La Cocina Restaurant and Cantina
This southwestern restaurant reflects the feeling and culture of the Tucson community because of the vision of its owner
201 N Court Ave
Tucson, AZ 85701
La Cocina has existed in old town Tucson since the 1990s. The space itself has existed since the 1880s, when an entrepeneur used it as a distillery and a market. But it wasn't until 2010 that Jo Schneider took over While Jo didn't plan on opening another restaurant, she kept coming back to La Cocina. It was completely different back then; everything was sort of run down. The trees in the courtyard were sort of dead and dying. The chairs were dirty, and there were plastic broken tables in the courtyard. It didn't make any sense to Jo, because it was such a beautiful, historic old space. The Dusty Monk was just closed up as a storage space. Jo saw so much space that just wasn't being utilized.
Jo saw this place differently. She saw it as a community restaurant, a community space. After about a month of visiting she decided that she could handle this project. Jo put out a letter to the community in the Tucson Weekly asking if people would show up and help her clean the restaurant. There was so much work that needed to be done. Jo said she would feed and drink everyone in exchange for the work. Over 100 people showed up at 8 am on a Sunday morning. They were there from 8 am to 8 pm and it transformed the restaurant. La Cocina was reborn with so much community love. It got people invested in the project because of their participation.

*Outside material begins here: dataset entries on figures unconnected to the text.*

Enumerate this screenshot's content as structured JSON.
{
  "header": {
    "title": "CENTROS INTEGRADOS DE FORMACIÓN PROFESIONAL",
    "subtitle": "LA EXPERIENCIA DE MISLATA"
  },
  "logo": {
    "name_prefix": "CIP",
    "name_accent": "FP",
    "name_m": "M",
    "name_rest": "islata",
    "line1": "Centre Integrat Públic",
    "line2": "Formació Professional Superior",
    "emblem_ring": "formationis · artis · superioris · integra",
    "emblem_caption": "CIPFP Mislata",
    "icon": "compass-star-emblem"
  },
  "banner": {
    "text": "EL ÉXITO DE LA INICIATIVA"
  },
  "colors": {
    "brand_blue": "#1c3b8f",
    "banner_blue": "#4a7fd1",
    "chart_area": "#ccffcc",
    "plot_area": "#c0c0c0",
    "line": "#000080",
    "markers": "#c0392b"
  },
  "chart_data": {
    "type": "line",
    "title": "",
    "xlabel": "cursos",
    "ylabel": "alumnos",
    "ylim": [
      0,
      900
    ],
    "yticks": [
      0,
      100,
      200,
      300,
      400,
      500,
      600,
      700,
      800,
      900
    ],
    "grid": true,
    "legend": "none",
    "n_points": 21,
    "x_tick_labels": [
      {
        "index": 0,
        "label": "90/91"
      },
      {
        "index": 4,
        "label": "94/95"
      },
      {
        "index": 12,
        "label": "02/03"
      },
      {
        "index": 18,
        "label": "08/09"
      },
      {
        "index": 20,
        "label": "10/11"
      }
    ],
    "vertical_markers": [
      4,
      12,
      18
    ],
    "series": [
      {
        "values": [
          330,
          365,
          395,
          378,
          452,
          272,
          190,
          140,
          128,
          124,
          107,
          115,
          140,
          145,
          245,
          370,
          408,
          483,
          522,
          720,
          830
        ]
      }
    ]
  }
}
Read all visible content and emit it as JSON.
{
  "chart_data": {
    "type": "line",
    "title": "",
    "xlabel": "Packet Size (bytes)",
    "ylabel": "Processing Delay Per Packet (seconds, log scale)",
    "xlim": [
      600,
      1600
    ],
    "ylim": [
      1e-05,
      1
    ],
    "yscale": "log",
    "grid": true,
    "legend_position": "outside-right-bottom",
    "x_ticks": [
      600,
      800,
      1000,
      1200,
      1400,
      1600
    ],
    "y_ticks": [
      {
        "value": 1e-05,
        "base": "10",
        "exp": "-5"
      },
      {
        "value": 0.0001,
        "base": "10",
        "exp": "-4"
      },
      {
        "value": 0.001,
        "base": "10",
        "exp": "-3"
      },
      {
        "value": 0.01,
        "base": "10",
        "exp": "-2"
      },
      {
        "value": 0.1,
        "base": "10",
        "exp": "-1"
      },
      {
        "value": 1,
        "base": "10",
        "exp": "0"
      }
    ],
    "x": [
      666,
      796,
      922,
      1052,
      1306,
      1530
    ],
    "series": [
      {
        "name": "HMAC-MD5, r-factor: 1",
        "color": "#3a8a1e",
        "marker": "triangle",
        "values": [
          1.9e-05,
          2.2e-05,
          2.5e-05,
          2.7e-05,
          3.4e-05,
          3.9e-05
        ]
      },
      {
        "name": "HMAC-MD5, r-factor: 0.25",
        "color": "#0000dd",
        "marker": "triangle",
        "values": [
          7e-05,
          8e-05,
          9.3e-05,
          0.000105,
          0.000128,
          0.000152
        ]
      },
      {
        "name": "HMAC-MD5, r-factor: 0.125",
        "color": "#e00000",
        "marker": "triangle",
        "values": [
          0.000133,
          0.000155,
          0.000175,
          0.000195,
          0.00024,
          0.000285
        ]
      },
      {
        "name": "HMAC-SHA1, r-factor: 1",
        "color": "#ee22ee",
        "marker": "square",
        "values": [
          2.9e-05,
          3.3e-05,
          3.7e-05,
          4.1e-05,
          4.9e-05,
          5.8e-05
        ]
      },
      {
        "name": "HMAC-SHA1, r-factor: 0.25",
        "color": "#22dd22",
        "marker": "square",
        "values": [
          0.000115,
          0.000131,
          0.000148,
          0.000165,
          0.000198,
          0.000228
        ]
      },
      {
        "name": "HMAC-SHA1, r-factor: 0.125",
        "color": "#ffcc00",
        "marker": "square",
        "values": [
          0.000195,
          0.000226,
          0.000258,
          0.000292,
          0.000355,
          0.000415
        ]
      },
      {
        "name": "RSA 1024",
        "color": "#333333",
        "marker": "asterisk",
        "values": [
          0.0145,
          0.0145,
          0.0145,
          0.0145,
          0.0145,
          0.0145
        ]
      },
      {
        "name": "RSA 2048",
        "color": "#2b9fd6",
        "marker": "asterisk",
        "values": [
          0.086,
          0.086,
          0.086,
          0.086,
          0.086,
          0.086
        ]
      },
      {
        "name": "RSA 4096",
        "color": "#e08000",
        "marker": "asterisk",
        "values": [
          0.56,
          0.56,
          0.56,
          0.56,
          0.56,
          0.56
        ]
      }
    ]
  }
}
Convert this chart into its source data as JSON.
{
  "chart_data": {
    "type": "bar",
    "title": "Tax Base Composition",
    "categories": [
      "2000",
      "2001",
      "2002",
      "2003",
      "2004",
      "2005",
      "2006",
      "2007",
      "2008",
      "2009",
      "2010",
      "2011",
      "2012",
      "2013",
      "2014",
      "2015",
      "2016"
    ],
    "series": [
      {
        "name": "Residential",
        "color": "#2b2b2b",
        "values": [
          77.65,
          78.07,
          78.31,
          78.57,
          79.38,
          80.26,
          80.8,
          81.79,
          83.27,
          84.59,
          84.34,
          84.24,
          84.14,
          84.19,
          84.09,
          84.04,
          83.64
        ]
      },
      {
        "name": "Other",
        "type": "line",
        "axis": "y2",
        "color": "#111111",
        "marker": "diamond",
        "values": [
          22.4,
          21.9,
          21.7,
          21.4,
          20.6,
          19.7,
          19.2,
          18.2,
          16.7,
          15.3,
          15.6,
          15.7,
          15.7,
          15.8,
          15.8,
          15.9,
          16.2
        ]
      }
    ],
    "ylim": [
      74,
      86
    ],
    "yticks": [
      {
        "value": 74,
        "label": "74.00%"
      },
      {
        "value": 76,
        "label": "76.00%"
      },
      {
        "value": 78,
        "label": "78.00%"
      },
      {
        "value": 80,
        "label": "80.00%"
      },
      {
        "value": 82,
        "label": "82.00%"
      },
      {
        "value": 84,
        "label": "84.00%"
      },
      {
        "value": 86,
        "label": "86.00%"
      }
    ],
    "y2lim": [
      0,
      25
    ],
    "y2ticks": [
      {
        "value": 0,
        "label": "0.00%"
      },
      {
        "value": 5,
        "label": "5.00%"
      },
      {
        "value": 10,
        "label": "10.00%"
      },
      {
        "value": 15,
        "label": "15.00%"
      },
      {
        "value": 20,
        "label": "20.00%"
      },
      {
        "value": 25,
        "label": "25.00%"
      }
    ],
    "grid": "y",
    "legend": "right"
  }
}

Jo really wanted La Cocina to be accessible to everyone. She wanted it to be a community space, to be affordable and accessible so that anyone could come and have dinner and listen to free beautiful music. To experience this vibe, this laidback Tucson experience, away from the hustle and bustle of the outside world. Jo wanted music, and community connection, so she created it at La Cocina. When Jo can, she supports local ranchers and farmers. But when it comes down to it, she prioritizes making La Cocina open to everyone, and accessible to every price point. One of Jo's mission statements besides making sure that she can access the community and the community can access her, is that she wants to pay her staff a good living wage. She wants her kitchen staff to have money to go out and buy a home. To be able to do things that notoriously similar jobs aren't able to provide. She also tends to overstaff, because she believes in not stressing out her kitchen staff. It's all about balancing affordability and providing accessibility for the Tucson public and her workers.